Securities analysts in Taiwan think this figure a bit high but still say that margins for LCD drivers should be quite good for the Taiwanese. "Since these 6-inch fabs' capital expenditure has already been paid off, the costs of these wafers is just material and variable costs," said one analyst. "That works out to about $250 [per wafer]. They probably are selling the wafers for about $500. That's a 50 percent gross margin."
Drivers, they said
Back in Japan, TI, NEC and others are trying to increase their production rapidly. Starting this fall, Sanyo will begin producing 2 million driver IC chips a month for NEC. At the same time, Sanyo will make another 2 million a month to sell under its own brand. Between NEC and Sanyo, production of the NEC TFT driver chips will increase from 9 million to 13 million per month.
TI Japan aims to boost its driver IC capacity by 50 percent this year. Last year, it decided to close its main driver plant in Hatogaya, Japan, because the facility was too small and couldn't be expanded on account of being located near a residential area. The company transferred the production to two other Japanese plants and one in the United States in an effort to increase capacity. The TI spokeswoman would not disclose TI's driver IC production output.
Similarly, Sharp plans to increase its production of IC drivers from its current 20 million pieces a month to 30 million by the end of March 2001.
Sanyo is already a supplier of STN drivers used in cellular phones, but a spokesman said he was unsure whether production capacity would be expanded for these chips. Because Sanyo has not made its own TFT driver ICs, it accepted NEC's offer to outsource production as a way to expand its presence in the market.

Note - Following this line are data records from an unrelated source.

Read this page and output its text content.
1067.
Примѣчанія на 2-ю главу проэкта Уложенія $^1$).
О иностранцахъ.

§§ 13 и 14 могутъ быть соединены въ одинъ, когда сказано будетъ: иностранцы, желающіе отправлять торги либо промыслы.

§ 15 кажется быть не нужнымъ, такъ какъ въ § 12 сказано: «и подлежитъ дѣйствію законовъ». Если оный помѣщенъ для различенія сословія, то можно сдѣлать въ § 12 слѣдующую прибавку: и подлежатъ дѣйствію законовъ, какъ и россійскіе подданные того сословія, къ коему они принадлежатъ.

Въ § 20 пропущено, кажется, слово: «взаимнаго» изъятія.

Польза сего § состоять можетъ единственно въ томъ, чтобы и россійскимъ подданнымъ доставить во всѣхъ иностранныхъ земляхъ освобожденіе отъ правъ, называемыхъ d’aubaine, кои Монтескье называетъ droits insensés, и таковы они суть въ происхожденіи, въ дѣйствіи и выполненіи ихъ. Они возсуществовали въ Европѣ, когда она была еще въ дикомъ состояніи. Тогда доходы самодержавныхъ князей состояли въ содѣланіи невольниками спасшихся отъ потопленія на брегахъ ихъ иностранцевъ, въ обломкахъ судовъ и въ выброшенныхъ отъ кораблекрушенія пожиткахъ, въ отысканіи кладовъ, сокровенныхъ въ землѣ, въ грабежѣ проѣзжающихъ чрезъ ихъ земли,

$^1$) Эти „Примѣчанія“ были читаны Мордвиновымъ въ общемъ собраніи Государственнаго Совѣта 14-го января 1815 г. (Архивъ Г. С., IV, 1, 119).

Other suppliers are not as eager to expand their capacity even with the shortage. Toshiba Corp. makes 6 million LCD drivers a month at its factory in Oita, Japan, but has no plans to change its production level. That's because the factory is producing high-value-advanced logic chips like the 128-bit Emotion Engine CPU for Sony's Playstation 2, and is already running at full capacity, a spokeswoman said.
Toshiba, however, has been placing much of its LCD emphasis these days on polysilicon-TFT LCDs which, unlike conventional amorphous-silicon panels, do not require discrete driver chips. With the poly LCDs, driver circuitry is integrated into the display substrate itself, along with the TFTs and related circuitry.

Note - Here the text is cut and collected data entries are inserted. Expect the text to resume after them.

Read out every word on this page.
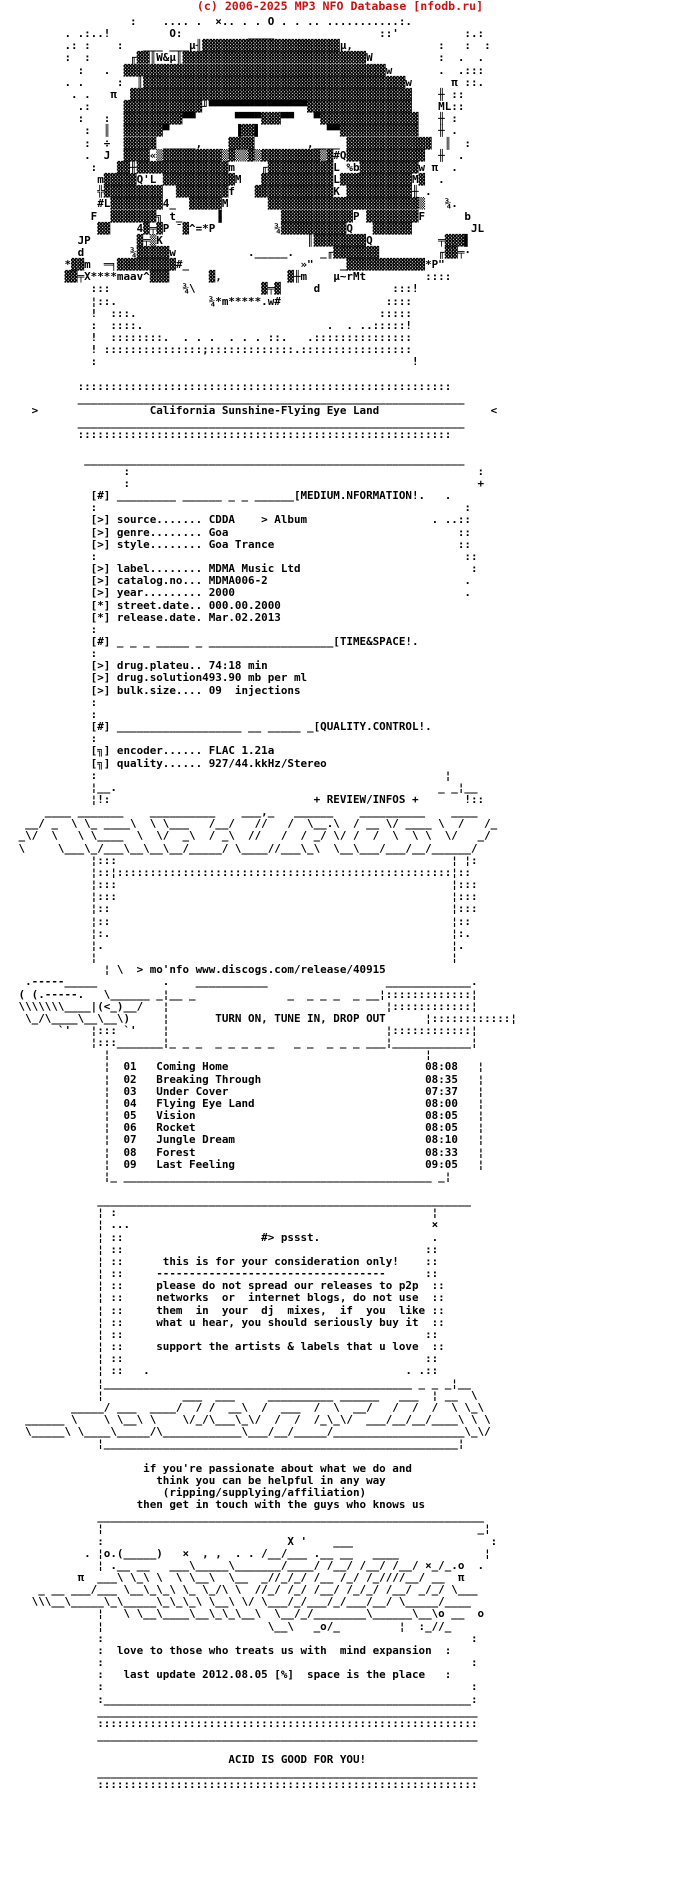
(c) 2006-2025 MP3 NFO Database [nfodb.ru]
:    .... .  ×.. . . O . . .. ...........:.
. .:..!         O:          ____                ::'          :.:
.: :    :   ___ ___µ╢▓▓▓▓▓▓▓▓▓▓▓▓▓▓▓▓▓▓▓▓▓µ,             :   :  :
:  :      ╓▓▓║W&µ║▓▓▓▓▓▓▓▓▓▓▓▓▓▓▓▓▓▓▓▓▓▓▓▓▓▓▓▓W          :  .  .
:   .  ▓▓▓▓▓▓▓▓▓▓▓▓▓▓▓▓▓▓▓▓▓▓▓▓▓▓▓▓▓▓▓▓▓▓▓▓▓▓▓▓w       .  .:::
. .     :  ║▓▓▓▓▓▓▓▓▓▓▓▓▓▓▓▓▓▓▓▓▓▓▓▓▓▓▓▓▓▓▓▓▓▓▓▓▓▓▓▓w      π ::.
. .   π  ▓▓▓▓▓▓▓▓▓▓▓▓▓▓▓▓▓▓▓▓▓▓▓▓▓▓▓▓▓▓▓▓▓▓▓▓▓▓▓▓▓▓▓    ╫ ::
.:     ▓▓▓▓▓▓▓▓▓▓▓▓╜▀▀▀▀▀▀▀▀▀▀▀▀▀▀▀▓▓▓▓▓▓▓▓▓▓▓▓▓▓▓▓    ML::
:   :  ▓▓▓▓▓▓▓▓▓▀▀      ▀▀▀▀▓▓▓▀▀   ▀▓▓▓▓▓▓▓▓▓▓▓▓▓▓▓   ╫ :
:  ║  ▓▓▓▓▓▓▀          ▐▓▓▌          ▀▀▓▓▓▓▓▓▓▓▓▓▓▓   ╫ .
:  ÷  ▓▓▓▓▓ _____,    ▓▓▓▓        ,____ ▓▓▓▓▓▓▓▓▓▓▓▓▓  ║  :
.  J  ▓▓▓▓«▒▓▓▓▓▓▓▓▓▓▒▓▒▒▓▒▓▓▓▓▓▓▓▓▓▒▓#Q▓▓▓▓▓▓▓▓▓▓▓▓  ╫  .
:   ▓▓╫▓▓▓▓▓▓▓▓▓▓▓▓▓▓m    ╓▓▓▓▓▓▓▓▓▓▓L %b▓▓▓▓▓▓▓▓▓w π  .
m▓▓▓▓▓Q'L ▓▓▓▓▓▓▓▓▓▓▓M   ▓▓▓▓▓▓▓▓▓▓▓L▓▓▓▓▓▓▓▓▓▓▓M▓  .
╬▓▓▓▓▓▓▓▓▓  ▓▓▓▓▓▓▓▓f   ▓▓▓▓▓▓▓▓▓▓▓▓K ▓▓▓▓▓▓▓▓▓▓╫ .
#L▓▓▓▓▓▓▓▓4_  ▓▓▓▓▓M      ▓▓▓▓▓▓▓▓▓▓▓▓▓▓▓▓▓▓▓▓▓▓▓▒   ¾.
F  ▓▓▓▓▓▓▓╗ t_     ▐         ▓▓▓▓▓▓▓▓▓▓▓P ▓▓▓▓▓▓▓▓F      b
▓▓    4▓╤▓P ¯▓^=*P         ¾▓▓▓▓▓▓▓▓▓▓Q   ▓▓▓▓▓▓         JL
JP       ▓╤▒K                      ║▓▓▓▓▓▓▓▓Q          ╤▓▓▓▌
d       ¾▓▓▓▓▓w           ._____.    _╓▓▓▓▓▓▓▓         ╓▓▓╤·
*▓▓m  ═╕▓▓▓▓▓▓▓▓▓#_                 »"    _▓▓▓▓▓▓▓▓▓▓▓▓*P"
▓▓╤X****maav^▓▓▓      ▓,          ▓╫m    µ~rMt         ::::
:::           ¾\          ▓╤▓     d           :::!
¦::.              ¾*m*****.w#                ::::
!  :::.                                     :::::
:  ::::.                            .  . ..:::::!
!  ::::::::.  . . .  . . . ::.   .:::::::::::::::
! :::::::::::::::;:::::::::::::.:::::::::::::::::
:                                                !

:::::::::::::::::::::::::::::::::::::::::::::::::::::::::
___________________________________________________________
>                 California Sunshine-Flying Eye Land                 <
___________________________________________________________
:::::::::::::::::::::::::::::::::::::::::::::::::::::::::

__________________________________________________________
:                                                     :
:                                                     +
[#] _________ ______ _ _ ______[MEDIUM.NFORMATION!.   .
:                                                        :
[>] source....... CDDA    > Album                   . ..::
[>] genre........ Goa                                   ::
[>] style........ Goa Trance                            ::
:                                                        ::
[>] label........ MDMA Music Ltd                          :
[>] catalog.no... MDMA006-2                              .
[>] year......... 2000                                   .
[*] street.date.. 000.00.2000
[*] release.date. Mar.02.2013
:
[#] _ _ _ _____ _ ___________________[TIME&SPACE!.
:
[>] drug.plateu.. 74:18 min
[>] drug.solution493.90 mb per ml
[>] bulk.size.... 09  injections
:
:
[#] ___________________ __ _____ _[QUALITY.CONTROL!.
:
[╗] encoder...... FLAC 1.21a
[╗] quality...... 927/44.kkHz/Stereo
:                                                     ¦
¦__.                                                 _ _¦__
¦!:                               + REVIEW/INFOS +       !::
____ _______    __________    ___,_   ______    __________    ____
__/ _  \ \_ ____\  \ \___   /__/   //   /  \__.\  / __ \/ ____ \  /   /_
_\/  \   \ \____  \  \/  _\  / _\  //   /  / _/ \/ /  /  \  \ \  \/   _/
\     \___\_/___\__\__\__/_____/ \____//___\_\  \__\___/___/__/______/
¦:::                                                   ¦ ¦:
¦::¦:::::::::::::::::::::::::::::::::::::::::::::::::::¦::
¦:::                                                   ¦:::
¦:::                                                   ¦:::
¦::                                                    ¦:::
¦::                                                    ¦::
¦:.                                                    ¦:.
¦.                                                     ¦.
¦                                                      ¦
¦ \  > mo'nfo www.discogs.com/release/40915
.-----_____          .    ___________                  _____________.
( (.-----.   \______ _¦__ _              _  _ _ _  _ __¦:::::::::::::¦
\\\\\\\____|(<_)__/   ¦                                 ¦::::::::::::¦
\_/\____\__\__\)     ¦	TURN ON, TUNE IN, DROP OUT	¦::::::::::::¦
`'   ¦::: `'    ¦                                 ¦::::::::::::¦
¦:::_______¦_ _ _  _ _ _ _ _   _ _  _ _ _ ___¦____________¦
¦                                                ¦
¦  01 Coming Home	08:08   ¦
¦  02 Breaking Through	08:35   ¦
¦  03 Under Cover	07:37   ¦
¦  04 Flying Eye Land	08:00   ¦
¦  05 Vision	08:05   ¦
¦  06 Rocket	08:05   ¦
¦  07 Jungle Dream	08:10   ¦
¦  08 Forest	08:33   ¦
¦  09 Last Feeling	09:05   ¦
¦_ _______________________________________________ _¦

_________________________________________________________
¦ :                                                ¦
¦ ...                                              ×
¦ ::                     #> pssst.                 .
¦ ::                                              ::
¦ ::      this is for your consideration only!    ::
¦ ::     -----------------------------------      ::
¦ ::     please do not spread our releases to p2p  ::
¦ ::     networks  or  internet blogs, do not use  ::
¦ ::     them  in  your  dj  mixes,  if  you  like ::
¦ ::     what u hear, you should seriously buy it  ::
¦ ::                                              ::
¦ ::     support the artists & labels that u love  ::
¦ ::                                              ::
¦ ::   .                                       . .::
¦_______________________________________________ _ _ _¦__
¦            ___  ___     __________ ______   ___  ¦ __  \
_____/ ___  ____/  / /  __\  /  ___  /  \  __/   /  /  /  \ \_\
______ \    \ \__\ \    \/_/\___\_\/  /  /  /_\_\/  ___/__/__/____\ \ \
\_____\ \____\_____/\____________\___/__/_____/____________________\_\/
¦______________________________________________________¦

if you're passionate about what we do and
think you can be helpful in any way
(ripping/supplying/affiliation)
then get in touch with the guys who knows us
___________________________________________________________
¦                                                         _¦
:                            X '    ___                     :
. ¦o.(_____)   ×  , ,  . . /__/___ .__ __   ____             ¦
¦ .__ __   ___\_____\_______/____/ /__/ /__/ /__/ ×_/_.o  .
π  ___\ \_\ \  \ \__\  \__  _//_/_/ /__ /_/ /_////__/ __  π
_ __ ___/___ \__\_\_\ \_ \_/\ \  //_/ /_/ /__/ /_/_/ /__/ _/_/ \___
\\\__\_____\_\_____\_\_\_\ \__\ \/ \___/_/___/_/___/__/ \_____/____
¦   \ \__\____\__\_\_\__\  \__/_/________\______\__\o __  o
¦                         \__\   _o/_         ¦  :_//_
:                                                        :
:  love to those who treats us with  mind expansion  :
:                                                        :
:   last update 2012.08.05 [%]  space is the place   :
:                                                        :
:________________________________________________________:
__________________________________________________________
::::::::::::::::::::::::::::::::::::::::::::::::::::::::::
__________________________________________________________

ACID IS GOOD FOR YOU!
__________________________________________________________
::::::::::::::::::::::::::::::::::::::::::::::::::::::::::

Though NEC was interested in increasing its supply of driver ICs, it wanted to avoid investing in new production, so it started looking for a partner when supply started getting tight last spring. "We were looking to work with a partner for a while," said the NEC spokesman. "One of the motivations was that we needed to meet demand quickly and get production up and running fast."
Like Toshiba, NEC wants to focus its capital investments in areas where it can stand out from competitors, not just respond to spurts in demand. "The emphasis is really on high-end system chips," he said. "We don't want to invest our money reactively, we want to invest proactively."